Arahan menteri Agama dan Wamen sangat diharapkan sebagai vitamin dan energi untuk membesarkan Kemenag, disamping itu pula dapat memberikan arahan terhadap rencana program program yang akan dilaksanakan di tahun 2020.
Selanjutnya Wamen Kemenag, menyampaikan rasa sukur bisa bergabung dengan Kemenag. Zainut Tauhid menyampaikan bahwa baru pertama di birokrasi karena sebelumnya memiliki pengalaman menjadi anggota DPR selama 17 tahun.
Zainut Tauhid mengajak mari bersama bekerja sama dan mendukung Program Kemenag, serta memberikan apresiasi terhadap Menteri Agama, karena disamping seorang Jenderal juga sebagai kyai.
Jenderal TNI ( Purn) Fachrul Razi dalam arahan menyampaikan penekanan, pada setiap kegiatan ketika lagu Indonesia Raya dinyanyikan, agar seluruh peserta harus menghormati dan ikut menyanyikan.
Selain itu Jenderal TNI ( Purn) Fachrul Razi juga menyampaikan, seluruh ASN di jajaran Kamenag, agar semua memahami fungsi dan tugas Kemenag, bila mana ada persoalan agar diselesaikan secara musyawarah, serta perlu ada langkah langkah lanjut untuk menjembataninya.

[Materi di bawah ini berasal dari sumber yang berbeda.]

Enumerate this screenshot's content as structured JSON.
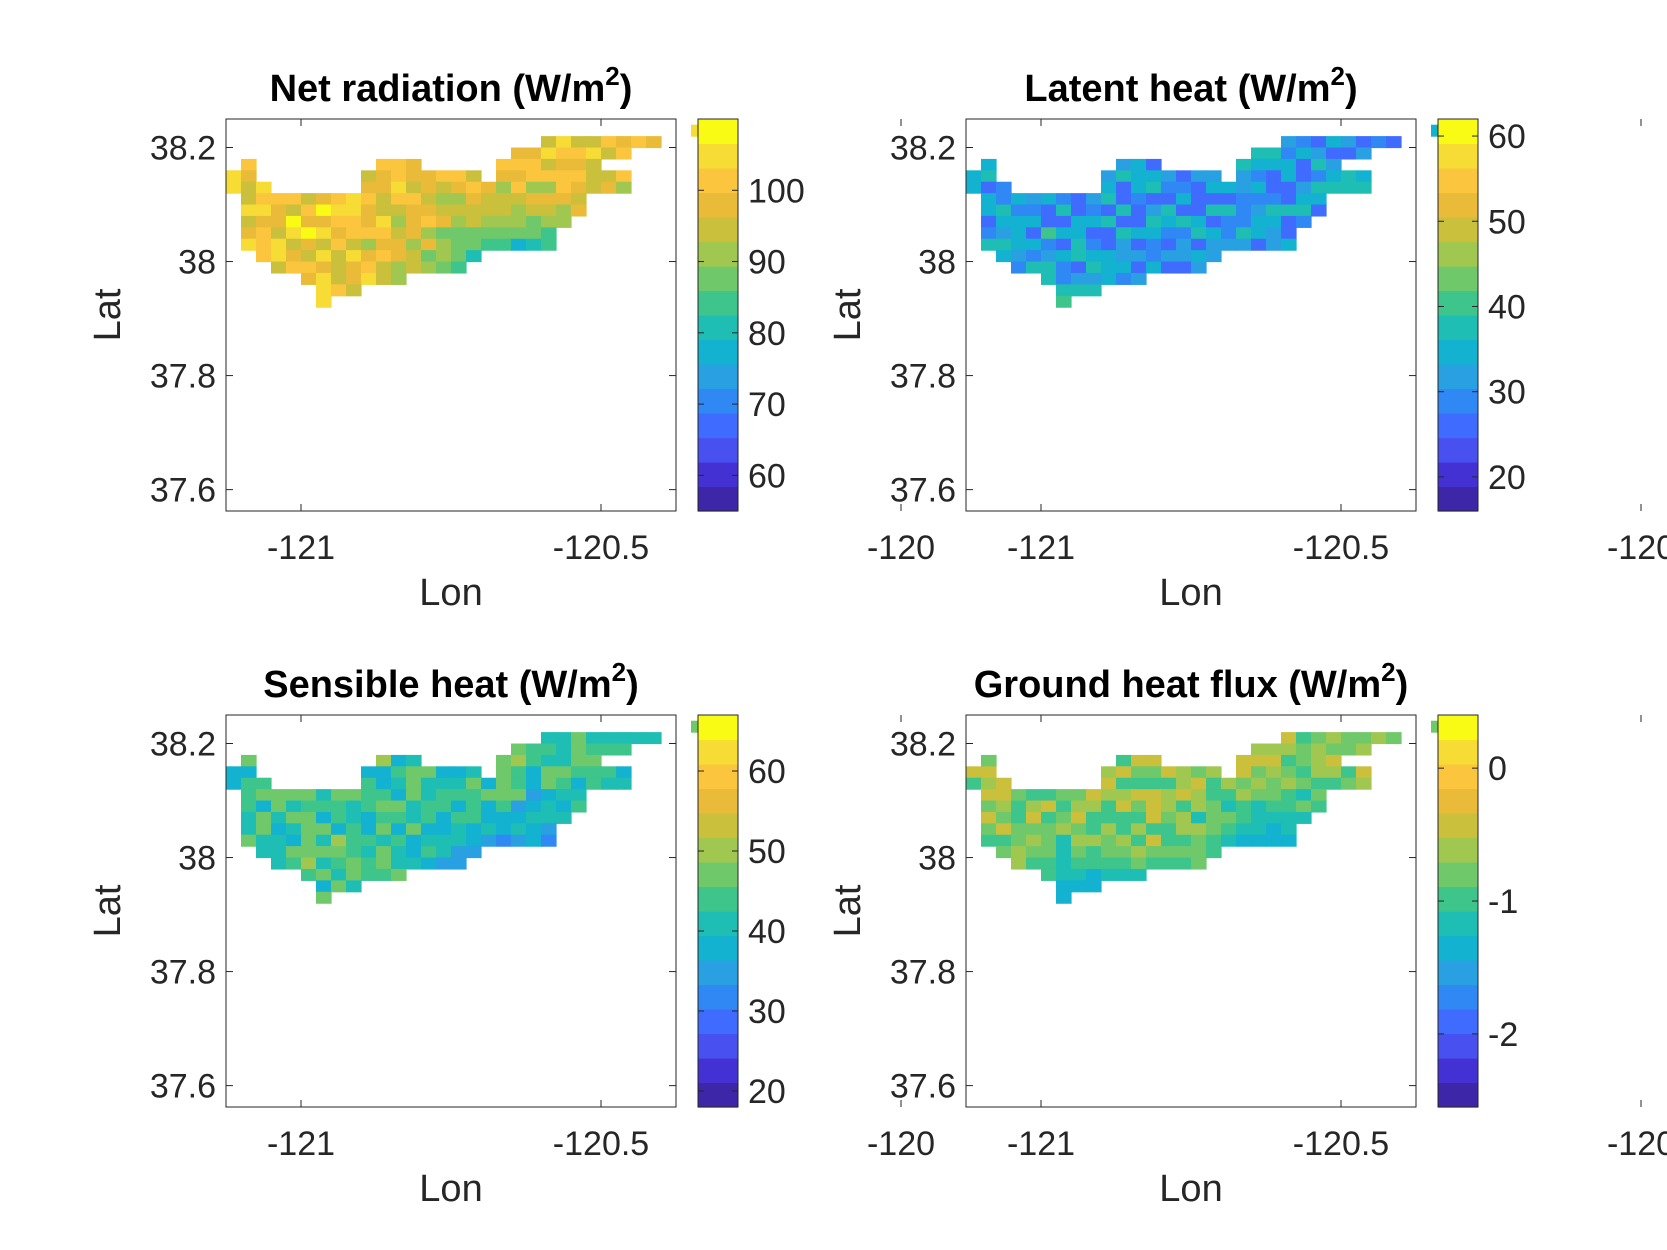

Selalu memandang organisasi keagamaan, alim ulama, tokoh agama dan tokoh masyarakat, sebagai mitra positif, bukan menjalankan kekuasaan akan tetapi memberikan pelayanan dan pengayoman.
Selalu mengumandangkan semangat pengabdian, dalam suasana rukun, damai dan menghormati satu sana lain.
Bahwa deridikalisasi, menurut Presiden tidak semata mata ditugaskan kepada Kemenag akan tetapi seluruh Kementerian, sehingga lakukan koordinasi.
Tidak semata mata mengeluarkan statemen dan kebijakan yg membias.
Terkait kegiatan, setiap selesai kegiatan agar selalu ada evaluasi.
Republik Indonesia ibarat sebagai kapal, jangan ada yg sampai melobangi, sehingga menjadi bocor dan oleng.
Wajah Kemenag pada hakekatnya adalah wajah umat beragama di tanah air kita, aparatur Kemenag ibarat mengenakan baju putih sedikit ternoda akan kelihatan.
Penuh percaya diri menghadapi tantangan di masa depan dan putuskan sesuatu sesuai kata hati nurani.
Disamping itu pula pengelolaan BMN agar mendapat perhatian, tidak boleh ada yang hilang atau pindah alamat.
Berharap seluruh jajaran Kemenag bisa bersifat tegas terhadap pemikiran tentang kilafah, serta tutup semua kilafah.
Menghimbau semua penceramah agar tidak menyampaikan ujaran kebencian, serta berharap ada penataran penceramah bagi yg mau, dengan Materi Pancasila, Nasionalisme dan tentang Redikalisme.